Re-scoped: this now fixes both MoE ✕ on the dashboard. Three corrections from the ROCm/FlyDSL#642 investigation (the moe_blockscale "all-NaN" was a harness f16-overflow, not a kernel bug):

fix effect
aiter shuffle_weight (moe_gemm) aiter 0→correct baseline (was orthogonal garbage, cos 0.003→0.998)
f16-overflow data-prep (moe_blockscale, both FlyDSL + aiter providers) block-quantize x_q * scale not the raw fp8 codes → NaN→finite (cos 0.998)
fp8 MoE tolerance (0.4,0.4) (both ops) admits genuine fp8 double/triple-quant noise (0.2–0.4 @ cos 0.998); real bugs are cos0

Result:

  • moe_gemm: 3→9 correct▲ promote 5.19× vs aiter (was baseline_blocked ✕).
  • moe_blockscale: 0→4 correct + real aiter baseline → ▲ promote 7.09× (was 0/12 NaN ✕).

Verified throughout with kernel-vs-kernel agreement (the #642 method).
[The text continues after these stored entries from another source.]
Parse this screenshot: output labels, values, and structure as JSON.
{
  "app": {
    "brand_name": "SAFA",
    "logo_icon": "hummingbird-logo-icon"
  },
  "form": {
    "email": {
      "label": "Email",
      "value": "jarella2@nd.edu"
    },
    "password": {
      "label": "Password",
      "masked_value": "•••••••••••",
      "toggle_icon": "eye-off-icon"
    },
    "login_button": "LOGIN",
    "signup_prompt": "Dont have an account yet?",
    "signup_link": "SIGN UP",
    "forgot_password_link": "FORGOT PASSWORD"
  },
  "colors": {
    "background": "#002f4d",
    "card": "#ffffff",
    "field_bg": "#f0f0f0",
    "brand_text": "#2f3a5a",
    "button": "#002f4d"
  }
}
The remaining 6 moe_blockscale inter_dim=2048 shapes are flagged in #6: FlyDSL and aiter's CK kernel agree (cos 0.997), only the fp32 reference diverges (cos 0.56) → a reference bug, not a kernel bug.

Closes #4. Refs #6, ROCm/FlyDSL#642 (the matching upstream test fix is ROCm/FlyDSL#643).